Last month, Western envoys told Kosovo and Serbia to explain whether they will accept an 11-point plan designed to defuse tensions that have persisted since the 1998-99 war, or face backlash from the EU and the United States have to calculate.
Kosovo declared independence from Serbia in 2008, a decade after a guerrilla insurgency against Belgrade rule.
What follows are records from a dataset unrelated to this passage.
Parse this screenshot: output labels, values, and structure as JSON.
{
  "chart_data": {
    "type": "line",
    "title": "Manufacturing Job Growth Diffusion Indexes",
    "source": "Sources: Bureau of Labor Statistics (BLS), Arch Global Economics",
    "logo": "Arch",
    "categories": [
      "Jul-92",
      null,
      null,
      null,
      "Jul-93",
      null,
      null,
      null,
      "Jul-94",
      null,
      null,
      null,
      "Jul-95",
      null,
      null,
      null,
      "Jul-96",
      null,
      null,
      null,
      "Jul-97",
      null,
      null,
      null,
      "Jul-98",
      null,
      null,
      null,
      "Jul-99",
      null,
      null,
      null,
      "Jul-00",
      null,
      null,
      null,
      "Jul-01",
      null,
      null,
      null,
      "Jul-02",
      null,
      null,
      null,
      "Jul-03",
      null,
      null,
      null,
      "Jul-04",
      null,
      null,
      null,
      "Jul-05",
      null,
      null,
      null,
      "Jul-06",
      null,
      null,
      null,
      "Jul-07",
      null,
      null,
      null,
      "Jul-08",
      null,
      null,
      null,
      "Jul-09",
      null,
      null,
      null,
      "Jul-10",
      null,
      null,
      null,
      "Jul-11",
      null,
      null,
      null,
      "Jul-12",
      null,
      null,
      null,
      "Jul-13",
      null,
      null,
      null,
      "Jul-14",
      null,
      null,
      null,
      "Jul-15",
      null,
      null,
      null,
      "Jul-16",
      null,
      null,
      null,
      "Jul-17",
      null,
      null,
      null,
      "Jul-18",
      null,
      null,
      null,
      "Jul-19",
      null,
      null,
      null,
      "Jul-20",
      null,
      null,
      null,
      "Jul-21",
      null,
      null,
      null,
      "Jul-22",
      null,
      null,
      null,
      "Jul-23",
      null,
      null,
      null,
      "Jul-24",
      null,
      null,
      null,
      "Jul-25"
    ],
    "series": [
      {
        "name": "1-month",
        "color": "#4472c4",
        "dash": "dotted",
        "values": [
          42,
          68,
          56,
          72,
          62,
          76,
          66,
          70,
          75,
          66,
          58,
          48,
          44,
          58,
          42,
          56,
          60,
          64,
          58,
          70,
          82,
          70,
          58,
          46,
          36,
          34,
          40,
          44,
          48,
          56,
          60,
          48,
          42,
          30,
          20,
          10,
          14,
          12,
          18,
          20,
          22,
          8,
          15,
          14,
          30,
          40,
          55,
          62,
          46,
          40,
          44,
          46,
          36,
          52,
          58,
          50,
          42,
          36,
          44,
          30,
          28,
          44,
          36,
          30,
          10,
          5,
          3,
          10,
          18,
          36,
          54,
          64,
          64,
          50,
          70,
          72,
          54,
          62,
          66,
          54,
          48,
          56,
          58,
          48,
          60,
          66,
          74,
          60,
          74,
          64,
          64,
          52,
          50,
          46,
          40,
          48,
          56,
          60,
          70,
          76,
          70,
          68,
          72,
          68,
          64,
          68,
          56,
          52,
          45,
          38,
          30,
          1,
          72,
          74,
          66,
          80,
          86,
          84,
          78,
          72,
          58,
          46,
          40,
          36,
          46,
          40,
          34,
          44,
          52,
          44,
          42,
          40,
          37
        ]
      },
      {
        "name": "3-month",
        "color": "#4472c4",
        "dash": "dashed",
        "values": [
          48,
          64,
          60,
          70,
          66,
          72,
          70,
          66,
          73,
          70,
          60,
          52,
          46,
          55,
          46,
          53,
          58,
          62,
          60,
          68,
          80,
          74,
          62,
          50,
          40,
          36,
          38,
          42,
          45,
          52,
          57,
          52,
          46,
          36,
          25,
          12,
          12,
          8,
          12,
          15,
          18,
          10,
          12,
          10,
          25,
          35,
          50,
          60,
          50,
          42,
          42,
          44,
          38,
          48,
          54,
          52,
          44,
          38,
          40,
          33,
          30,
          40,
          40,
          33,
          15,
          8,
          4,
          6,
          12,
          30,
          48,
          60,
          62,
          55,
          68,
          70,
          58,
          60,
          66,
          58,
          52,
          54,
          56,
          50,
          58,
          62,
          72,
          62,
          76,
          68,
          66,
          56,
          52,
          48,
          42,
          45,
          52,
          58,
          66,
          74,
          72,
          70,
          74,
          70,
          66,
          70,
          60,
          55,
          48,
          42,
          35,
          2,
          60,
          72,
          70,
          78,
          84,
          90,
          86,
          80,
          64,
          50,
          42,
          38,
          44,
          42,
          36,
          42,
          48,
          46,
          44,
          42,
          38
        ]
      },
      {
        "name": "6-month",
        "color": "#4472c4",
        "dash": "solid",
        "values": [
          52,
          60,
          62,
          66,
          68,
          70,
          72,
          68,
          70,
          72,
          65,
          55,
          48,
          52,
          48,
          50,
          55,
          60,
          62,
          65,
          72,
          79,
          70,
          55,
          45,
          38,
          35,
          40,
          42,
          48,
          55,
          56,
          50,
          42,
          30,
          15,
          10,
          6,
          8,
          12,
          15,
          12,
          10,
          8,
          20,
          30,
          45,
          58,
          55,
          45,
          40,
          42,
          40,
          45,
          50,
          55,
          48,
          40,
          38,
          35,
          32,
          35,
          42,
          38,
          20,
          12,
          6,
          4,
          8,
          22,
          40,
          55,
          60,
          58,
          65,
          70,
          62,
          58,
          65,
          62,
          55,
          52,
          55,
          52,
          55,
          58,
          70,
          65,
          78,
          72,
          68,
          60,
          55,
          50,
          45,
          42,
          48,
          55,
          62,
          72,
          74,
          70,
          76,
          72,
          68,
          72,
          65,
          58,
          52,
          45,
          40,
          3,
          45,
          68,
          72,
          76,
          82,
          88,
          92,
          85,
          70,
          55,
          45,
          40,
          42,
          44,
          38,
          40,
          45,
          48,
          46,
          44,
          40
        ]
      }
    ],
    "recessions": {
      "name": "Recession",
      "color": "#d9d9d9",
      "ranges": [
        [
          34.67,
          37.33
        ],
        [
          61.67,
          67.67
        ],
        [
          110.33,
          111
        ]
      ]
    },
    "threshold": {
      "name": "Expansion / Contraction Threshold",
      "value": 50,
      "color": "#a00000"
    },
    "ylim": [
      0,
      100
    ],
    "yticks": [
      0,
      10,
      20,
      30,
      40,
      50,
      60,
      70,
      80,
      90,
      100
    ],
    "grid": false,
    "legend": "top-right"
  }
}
Over the past decade, the two have held EU-brokered normalization talks, the success of which has been key to Pristina’s and Belgrade’s aspirations to join the prosperous bloc.
The 11-point plan calls for the implementation of previous agreements, including the establishment of a federation of semi-autonomous Serb-majority municipalities, which Kurti has opposed on the grounds that it would effectively carve up the country along ethnic lines, a criticism echoed by Western mediators is rejected.
“We accept the EU proposal to normalize relations between Kosovo and Serbia and consider it a good basis for further discussions and a solid platform to move forward,” Kurti said after meeting EU envoy Miroslav Lajcak in Pristina.
“Certain issues related to international guarantees, implementation mechanisms and timing will be addressed shortly in the forthcoming talks in Brussels.”
Last week, Kurti said he might be willing to consider establishing the association, but only if it conforms to Kosovo’s constitution and isn’t based solely on ethnic grounds.
Kosovo pledged in 2013 to grant greater autonomy to local Serbs who refuse to recognize its 2008 independence through such unification as part of a peace deal. However, Kosovo’s highest court said some parts of the deal were unconstitutional and should be amended before it comes into force.
The proposed 11-point deal would not oblige Serbia to recognize the independence of its former province, but Belgrade would have to stop campaigning against Kosovo’s membership in international bodies.
The two countries would also need to open representative offices in each other’s capitals and work to resolve outstanding issues.
Ethnic Serbs make up about 100,000 of Kosovo’s 1.8 million population, about half of whom live in the north of the country and most refuse to recognize Pristina’s authority.
Serbian President Aleksandar Vucic told parliament last week that Western envoys had warned Belgrade that if Serbia does not accept the proposal, EU membership talks will be halted and access to pre-accession funds and investments will be denied.